Au surplus, il sera ici relevé que l’allongement du temps de trajet domicile/travail ne constituait pas un motif sérieux de refus des deux postes proposés alors qu’il ressort de la consultation effectuée sur le site MAPPY que le trajet était augmenté d’une quinzaine de minutes en cas de recours aux transports en commun mais qu’il était diminué de trois minutes en cas de recours à un véhicule privé.
S’agissant du moyen tiré d’une discrimination liée à son état de santé et à sa situation de travailleur handicapé, il sera retenu, au regard de tous les éléments sus-analysés, que la salariée ne présente pas les éléments de fait laissant supposer l’existence d’une discrimination, comme requis pour application de l’article L 1134-1 du code du travail. Dès lors, aucune discrimination liée à la situation de travailleur handicapé de la salariée ou de sa situation de santé ou de violation de ses droits fondamentaux n’est établie.
En application des dispositions de l’article L 1226-4 du code du travail, dans la mesure où le licenciement est fondé sur l’inaptitude, le préavis, qu’en tout état de cause, Madame Y n’était pas en capacité d’effectuer, n’avait pas à être exécuté. La salariée ne peut donc prétendre au paiement d’une indemnité à ce titre.
Le licenciement pour motif d’inaptitude au poste étant régulier et fondé, Madame Y sera déboutée de l’ensemble de ses demandes. Le jugement sera confirmé en toutes ses dispositions.
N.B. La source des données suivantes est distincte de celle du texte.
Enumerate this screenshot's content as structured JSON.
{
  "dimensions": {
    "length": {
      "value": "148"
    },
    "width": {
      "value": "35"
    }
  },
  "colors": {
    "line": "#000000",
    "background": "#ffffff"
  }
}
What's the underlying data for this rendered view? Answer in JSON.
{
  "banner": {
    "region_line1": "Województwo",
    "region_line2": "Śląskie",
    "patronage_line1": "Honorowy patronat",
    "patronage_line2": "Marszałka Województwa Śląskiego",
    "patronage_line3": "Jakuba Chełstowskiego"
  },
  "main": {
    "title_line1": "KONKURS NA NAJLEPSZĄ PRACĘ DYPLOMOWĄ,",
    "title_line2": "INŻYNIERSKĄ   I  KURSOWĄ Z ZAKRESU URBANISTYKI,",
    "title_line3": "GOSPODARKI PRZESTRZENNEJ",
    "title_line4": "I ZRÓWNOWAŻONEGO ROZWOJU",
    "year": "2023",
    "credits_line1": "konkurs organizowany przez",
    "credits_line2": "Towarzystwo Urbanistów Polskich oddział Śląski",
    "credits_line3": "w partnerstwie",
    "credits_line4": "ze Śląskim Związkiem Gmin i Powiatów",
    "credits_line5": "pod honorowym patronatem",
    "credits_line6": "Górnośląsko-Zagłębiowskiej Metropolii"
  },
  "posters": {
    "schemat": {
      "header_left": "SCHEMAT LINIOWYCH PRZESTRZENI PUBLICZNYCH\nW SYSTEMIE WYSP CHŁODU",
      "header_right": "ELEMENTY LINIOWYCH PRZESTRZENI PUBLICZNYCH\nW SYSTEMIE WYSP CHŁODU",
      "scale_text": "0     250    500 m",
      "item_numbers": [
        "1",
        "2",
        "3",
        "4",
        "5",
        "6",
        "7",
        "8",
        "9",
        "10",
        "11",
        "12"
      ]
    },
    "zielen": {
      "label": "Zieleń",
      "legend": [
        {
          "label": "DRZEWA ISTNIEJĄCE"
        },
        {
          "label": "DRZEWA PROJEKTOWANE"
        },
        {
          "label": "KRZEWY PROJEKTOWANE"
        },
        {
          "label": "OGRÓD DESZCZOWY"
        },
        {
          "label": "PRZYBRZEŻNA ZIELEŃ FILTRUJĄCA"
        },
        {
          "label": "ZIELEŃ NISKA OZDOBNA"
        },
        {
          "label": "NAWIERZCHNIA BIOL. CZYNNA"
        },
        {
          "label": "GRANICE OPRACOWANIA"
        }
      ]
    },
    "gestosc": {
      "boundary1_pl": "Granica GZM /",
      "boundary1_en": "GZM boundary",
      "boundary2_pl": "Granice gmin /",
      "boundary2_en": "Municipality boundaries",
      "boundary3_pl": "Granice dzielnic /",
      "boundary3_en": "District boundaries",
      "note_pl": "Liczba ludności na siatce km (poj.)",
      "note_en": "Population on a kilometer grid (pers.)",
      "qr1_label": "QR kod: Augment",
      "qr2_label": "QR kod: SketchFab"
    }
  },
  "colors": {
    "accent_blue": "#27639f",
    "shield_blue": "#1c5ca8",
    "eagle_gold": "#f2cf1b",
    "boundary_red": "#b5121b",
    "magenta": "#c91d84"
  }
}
Pour des raisons tirées de la situation économique des parties, il ne sera pas fait droit à la demande de la société X SURGELES au titre de ses frais irrépétibles.
PAR CES MOTIFS
La cour, statuant par arrêt contradictoire, rendu en dernier ressort, par voie de mise à disposition au greffe,
CONFIRME le jugement prononcé par le conseil de prud’hommes de Paris le 10 janvier 2014, en toutes ses dispositions,
DEBOUTE la société X SURGELES de sa demande au titre des frais irrépétibles,
CONDAMNE Madame Z Y à supporter les entiers dépens.